Should You List Your Current Employer as a Job Reference?
One of my readers (I'll call her Mary) asked if it was fair for a potential employer to want to contact her current boss while she is secretly looking for a new job. She was understandably upset that they would call to speak with him, without telling her whether or not she's a finalist.
This is especially important if a boss will hold it against you when they find out – and you don't get the job. A slightly different angle on this question is, if you have the choice, should you risk having your current employer called at all if they don't even know you're looking.
What to do about current employer references
Mary raised some good questions. Even more relevant since she did NOT get the job, and still has to work for her current boss. Here's how I responded:
"I'm so sorry, Mary. If a company calls a current employer before the candidate is a finalist, I think that's horrible. It shows no respect for the reference's time. While I never did that when I did reference checking, I know that some places do. Some even call BEFORE the first interview.
While I get that the employer doesn't want to waste his or her time with someone who has bad references, you learn a lot from interviews that can help when you speak to references. And if the candidate is secretly looking, it shows little respect for their needs to alert the boss.
One way to think of this is that an employer who doesn't respect the candidate or the references, may not be the best company to work for. It could be an indication of how they treat their employees, too."
What if Mary was a finalist?
"In this particular case, it's not clear whether you were a finalist. If you were, then another question is raised: Is it possible your boss's reference is why they didn't hire you? If so, then you are now forewarned and should do your best to avoid that next time. You can use the reference sheet to briefly explain, without saying anything negative of course.
Is there any way to make the best of things while still looking?
"Personally, if it were me, I'd ask to speak to my boss and explain that you would love to be able to stay at the company if there were (insert whatever it is you're looking for) and that you will do your best while you are here. Sometimes this can open up opportunities you hadn't imagined.
Either way, keep doing your very best while still on this job, asking for clear goals and documenting your successes – meanwhile keep looking. And, as I mentioned before, next time you can simply tell the prospective employer that you can't give your current boss as a reference.
It's quite common to ask for a current employer NOT to be contacted, especially if you have other good references. Maybe you can even add a co-worker you trust who knows that you're looking.
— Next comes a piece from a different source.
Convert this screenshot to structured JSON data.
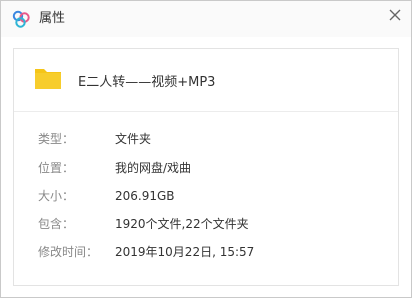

Again, you can add a note(s) to your references page."
Anything else Mary can or should do?
"You might also still want to send a thank you to the company that rejected you. This explains how and why:
I know people who were rejected and wind up getting hired by the same company later on. Just emphasize your strengths and strong determination to do the best job possible for them should another position arise. A wrong fit now could turns into a good fit later on!"
A few final thoughts beyond those current job references
The are many times when the hiring process, which an employer designs (or so they hope) with the intent of getting the best new employee possible, weeds out really good job candidates. So please don't see a rejection as an indication of your own value – or necessarily the last word. All you can do is give your best efforts to whatever you can control. And that includes not only how you interview, but all your communications with the potential employer, even the way you go about presenting your references!